L'interesse del direttore cinematografico Zach Klein per cannabis medica ha raggiunto il massimo quando ha cercato di capire gli effetti dei cannabinoidi sulla proliferazione delle cellule tumorali nel cancro al seno. La madre di Klein era stata diagnosticata con questa malattia, portandolo o capire il sistema endocannabinoide e alla fine a incontrare il dottor Raphael Mechoulam.

Klein afferma che, anche se la grande credibilità scientifica di Mechoulam nel ventesimo secolo impediva alla comunità medica di metterlo da parte, doveva lavorare con ancor più cautela per fare un tipo di ricerca che sarebbe stata obbligatoria già da molto tempo. La passione di Klein per Mechoulam è ora testimoniata dal suo documentario "The Scientist".

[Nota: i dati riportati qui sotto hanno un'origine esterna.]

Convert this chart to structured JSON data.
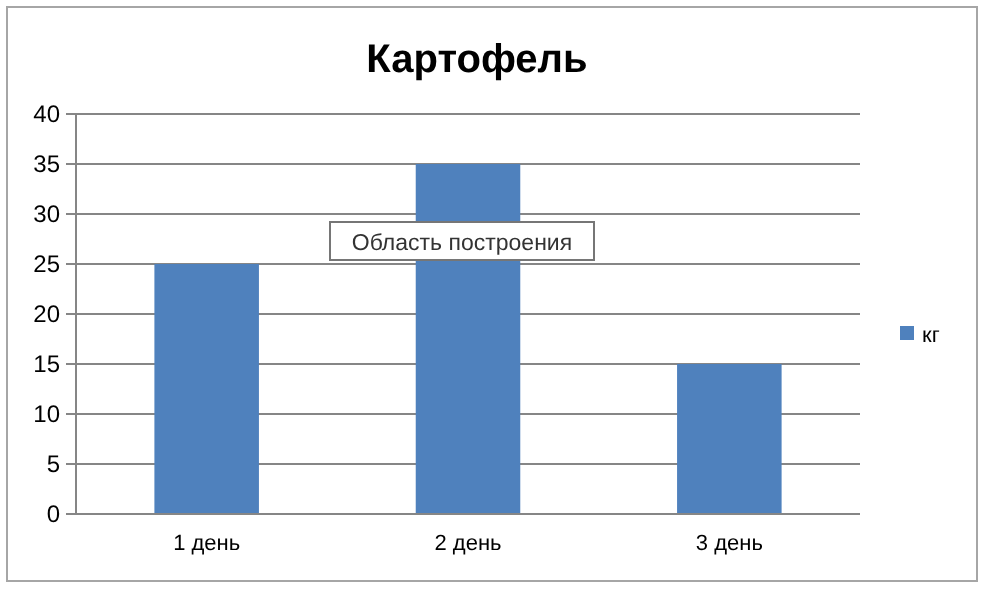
{
  "chart_data": {
    "type": "bar",
    "title": "Картофель",
    "categories": [
      "1 день",
      "2 день",
      "3 день"
    ],
    "series": [
      {
        "name": "кг",
        "color": "#4f81bd",
        "values": [
          25,
          35,
          15
        ]
      }
    ],
    "ylim": [
      0,
      40
    ],
    "yticks": [
      0,
      5,
      10,
      15,
      20,
      25,
      30,
      35,
      40
    ],
    "grid": "y",
    "legend": "right",
    "annotations": [
      "Область построения"
    ]
  }
}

IL SUO INSEGNAMENTO E IL FUTURO

I dottor Raphael Mechoulam ha compiuto oggi 86 anni e insegna all'università ebraica di Gerusalemme. La sua ricerca è stata citata oltre 40.000 volte e viene tuttora considerata come la base per tutti i prossimi sviluppi scientifici sulla cannabis medica. Come Mechoulam stesso ha affermato: “Ho scoperto che l'indipendenza della ricerca causa una dipendenza da cui non voglio essere curato”. A beneficio di tutta la comunità della cannabis speriamo che questo non avvenga mai.